In the end, however, I should be the one defering to you for an analysis of the feasibility of any of those implementations.
Based on my experience modding The Witcher 3, that game has far more unique animations, and a fully user controlled 3D camera as well, and this all from a studio with far fewer potential resources than GF. From a hardware perspective, the 3DS is capable than far, far more than what the Pokémon games utilize, and the switch even more so.
I've heard a number of times the argument that in theory GF should be a studio with unlimited resources - I mean, Pokémon does literally print money. I'm not sure how true that is but certainly the hiring process in GF has resulted in a set of workers that either don't have the time or are simply not capable of performing basic optimization analysis on the hardware implementation that they could take advantage of.

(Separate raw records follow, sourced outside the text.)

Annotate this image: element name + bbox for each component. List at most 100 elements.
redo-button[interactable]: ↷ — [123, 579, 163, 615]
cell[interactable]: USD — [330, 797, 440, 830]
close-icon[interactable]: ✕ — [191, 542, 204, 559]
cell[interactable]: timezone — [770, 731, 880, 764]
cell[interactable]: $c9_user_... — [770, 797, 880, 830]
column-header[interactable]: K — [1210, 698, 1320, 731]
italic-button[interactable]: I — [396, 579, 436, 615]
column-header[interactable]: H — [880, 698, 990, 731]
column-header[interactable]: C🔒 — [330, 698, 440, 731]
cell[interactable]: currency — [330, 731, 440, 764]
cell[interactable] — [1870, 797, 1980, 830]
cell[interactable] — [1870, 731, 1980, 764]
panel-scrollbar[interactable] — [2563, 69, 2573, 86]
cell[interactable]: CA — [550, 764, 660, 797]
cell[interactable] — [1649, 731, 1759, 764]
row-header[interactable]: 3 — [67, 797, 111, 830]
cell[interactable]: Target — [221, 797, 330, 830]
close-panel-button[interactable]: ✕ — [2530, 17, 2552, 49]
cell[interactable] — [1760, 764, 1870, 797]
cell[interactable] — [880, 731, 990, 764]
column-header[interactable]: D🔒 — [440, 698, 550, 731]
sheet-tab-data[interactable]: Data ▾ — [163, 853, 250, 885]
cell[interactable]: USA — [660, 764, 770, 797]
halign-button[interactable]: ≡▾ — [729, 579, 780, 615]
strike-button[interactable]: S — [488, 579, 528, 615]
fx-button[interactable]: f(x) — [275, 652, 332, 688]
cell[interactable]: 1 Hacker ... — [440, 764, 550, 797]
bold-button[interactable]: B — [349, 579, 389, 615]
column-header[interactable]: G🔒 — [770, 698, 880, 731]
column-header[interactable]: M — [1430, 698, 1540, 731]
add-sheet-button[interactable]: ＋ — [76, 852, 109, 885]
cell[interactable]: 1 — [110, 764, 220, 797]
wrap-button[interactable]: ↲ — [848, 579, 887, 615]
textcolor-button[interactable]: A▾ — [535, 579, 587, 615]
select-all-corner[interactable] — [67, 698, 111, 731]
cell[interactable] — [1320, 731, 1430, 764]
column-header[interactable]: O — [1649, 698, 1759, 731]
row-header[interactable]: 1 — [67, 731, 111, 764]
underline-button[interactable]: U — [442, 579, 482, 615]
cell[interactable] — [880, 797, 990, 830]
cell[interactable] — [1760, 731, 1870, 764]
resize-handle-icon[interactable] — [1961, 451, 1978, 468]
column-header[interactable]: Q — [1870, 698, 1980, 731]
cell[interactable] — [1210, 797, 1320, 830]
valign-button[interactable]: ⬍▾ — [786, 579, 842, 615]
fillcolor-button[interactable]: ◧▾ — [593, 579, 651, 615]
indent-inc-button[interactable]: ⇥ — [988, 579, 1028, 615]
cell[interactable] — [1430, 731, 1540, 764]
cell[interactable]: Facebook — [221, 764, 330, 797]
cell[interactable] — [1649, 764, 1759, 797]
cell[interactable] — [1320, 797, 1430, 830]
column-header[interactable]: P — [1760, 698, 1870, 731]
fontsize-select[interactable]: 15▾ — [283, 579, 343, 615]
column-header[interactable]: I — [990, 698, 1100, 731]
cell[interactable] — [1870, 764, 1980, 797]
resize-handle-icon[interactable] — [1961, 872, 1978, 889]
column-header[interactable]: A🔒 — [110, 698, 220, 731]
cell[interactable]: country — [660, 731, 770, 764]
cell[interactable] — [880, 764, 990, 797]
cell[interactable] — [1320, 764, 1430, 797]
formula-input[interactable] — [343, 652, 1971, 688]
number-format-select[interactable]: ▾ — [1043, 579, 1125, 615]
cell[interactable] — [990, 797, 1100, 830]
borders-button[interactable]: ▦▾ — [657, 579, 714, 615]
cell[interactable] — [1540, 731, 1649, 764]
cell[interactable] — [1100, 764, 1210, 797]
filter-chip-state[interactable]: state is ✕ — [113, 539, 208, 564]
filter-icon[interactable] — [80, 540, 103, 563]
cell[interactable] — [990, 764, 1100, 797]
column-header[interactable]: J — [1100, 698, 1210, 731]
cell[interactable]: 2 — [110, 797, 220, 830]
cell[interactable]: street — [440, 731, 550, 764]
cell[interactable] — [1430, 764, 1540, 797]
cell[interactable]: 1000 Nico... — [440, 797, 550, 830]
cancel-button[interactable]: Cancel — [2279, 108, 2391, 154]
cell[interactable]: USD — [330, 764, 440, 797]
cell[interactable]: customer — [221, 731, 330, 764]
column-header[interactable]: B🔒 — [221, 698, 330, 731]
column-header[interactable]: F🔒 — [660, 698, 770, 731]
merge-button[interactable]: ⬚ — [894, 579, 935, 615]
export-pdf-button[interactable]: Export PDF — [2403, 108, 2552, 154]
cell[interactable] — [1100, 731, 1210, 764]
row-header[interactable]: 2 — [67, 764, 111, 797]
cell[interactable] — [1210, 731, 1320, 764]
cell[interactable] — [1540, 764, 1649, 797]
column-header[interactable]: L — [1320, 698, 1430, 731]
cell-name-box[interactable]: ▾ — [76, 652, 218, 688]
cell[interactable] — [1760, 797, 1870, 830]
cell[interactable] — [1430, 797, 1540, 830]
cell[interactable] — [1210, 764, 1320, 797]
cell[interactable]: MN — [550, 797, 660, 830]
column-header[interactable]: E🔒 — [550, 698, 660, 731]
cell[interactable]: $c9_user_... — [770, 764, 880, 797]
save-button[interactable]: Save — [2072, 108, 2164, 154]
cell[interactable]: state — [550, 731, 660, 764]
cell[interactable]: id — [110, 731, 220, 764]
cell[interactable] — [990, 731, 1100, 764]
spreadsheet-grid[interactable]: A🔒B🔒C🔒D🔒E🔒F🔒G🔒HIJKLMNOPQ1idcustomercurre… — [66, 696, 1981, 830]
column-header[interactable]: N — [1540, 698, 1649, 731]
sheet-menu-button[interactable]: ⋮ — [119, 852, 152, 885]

At the same time however, I wouldn't sell the abilities of the 3DS too high. In terms of pure execution capability it is a console less powerful than the N64 and the Play Station Portable, and the hardware comes already gimped in a number of ways including a too low baseline for the second processor, no direct USB data bus, horribad filesystem for on-card storage (the same as Windows 95!), and an inefficient data bus for the touchscreen.
As a relevant data point: when the homebrew scene for the 3DS was still growing the beard, there was a long time during which
playable speed SNES emulation was thought to be impossible even by the people who had implemented other similar emulators before, and even today AFAIK there is only one emulator offering at or above native playable speed. While I don't have that much understanding I'd surmise much of the limitations were due to GPU processing and rendering. Meanwhile both SSE2-tier desktops and the PSP have enjoyed near-native playable speed N64 emulation for a while.